In 2003 we got simile, the first metamorphic virus, blaster, sobbing, seem, graybeard, bolgimo, agobot, and then slammer, which was the fastest to spread at that time. This one hit a buffer overflow bug in Microsoft SQL and hit 75,000 devices in 10 minutes. 2004 gave us Bagle, which had its own email server, Sasser, and MyDoom, which dropped speeds for the whole internet by about 10 percent. MyDoom convinced users to open a nasty email attachment that said “Andy, I’m just doing my job, nothing personal.” You have to wonder what that meant… The witty worm wasn’t super-witty, but Netsky, Vundo, bifrost, Santy, and Caribe were.
2005 gave us commwarrior (sent through texts), zotob, Zlob, but the best was that a rootlet ended up making it on CDs from Sony. 2006 brought us Starbucks, Nyxem, Leap, Brotox, stration. 2007 gave us Zeus and Storm. But then another biggee in 2008. Sure, Torpig, Mocmex, Koobface, Bohmini, and Rustock were a thing. But Conficker was a dictionary attack to get at admin passwords creating a botnet that was millions of computers strong and spread over hundreds of countries. At this point a lot of these were used to perform distributed denial of services attacks or to just send massive, and I mean massive amounts of spam.

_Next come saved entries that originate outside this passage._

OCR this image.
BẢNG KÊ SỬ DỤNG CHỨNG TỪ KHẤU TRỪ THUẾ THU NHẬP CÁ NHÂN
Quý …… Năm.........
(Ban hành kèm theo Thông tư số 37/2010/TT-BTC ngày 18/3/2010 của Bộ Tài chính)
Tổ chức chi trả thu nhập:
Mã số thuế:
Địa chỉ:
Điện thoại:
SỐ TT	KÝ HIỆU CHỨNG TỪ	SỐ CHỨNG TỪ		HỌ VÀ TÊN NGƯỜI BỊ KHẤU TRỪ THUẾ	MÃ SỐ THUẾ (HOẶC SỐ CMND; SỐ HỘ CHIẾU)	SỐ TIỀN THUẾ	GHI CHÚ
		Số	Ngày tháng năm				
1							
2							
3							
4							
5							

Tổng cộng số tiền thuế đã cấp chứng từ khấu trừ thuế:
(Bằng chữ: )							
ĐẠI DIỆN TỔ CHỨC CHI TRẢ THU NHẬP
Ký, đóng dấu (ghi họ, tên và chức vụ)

Since then we’ve had student and duqu, Flame, Daspy, ZeroAccess. But in 2013 we got CryptoLocker which made us much more concerned about ransomware. At this point, entire cities can be taken down with targeted, very specific attacks. The money made from Wannacry in 2017 might or might not have helped developed North Korean missiles. And this is how these things have evolved. First they were kids, then criminal organizations saw an opening. I remember seeing those types trying to recruit young hax0rs at DefCon 12. Then governments got into it and we get into our modern era of “cyberwarfare.” Today, people like Park Jin Hyok are responsible for targeted attacks causing billions of dollars worth of damage.
Mobile attacks were up 54% year over year, another reason vendors like Apple and Google keep evolving the security features of their operating systems. Criminals will steal an estimated 33 billion records in 2023. 60 million Americans have been impacted by identity theft. India, Japan, and Taiwan are big targets as well. The cost of each breach at a company is now estimated to have an average cost of nearly 8 million dollars in the United States, making this about financial warfare. But it’s not all doom and gloom. Wars in cyberspace between nation states, most of us don’t really care about that. What we care about is keeping malware off our computers so the computers don’t run like crap and so unsavory characters don’t steal our crap. Luckily, that part has gotten easier than ever.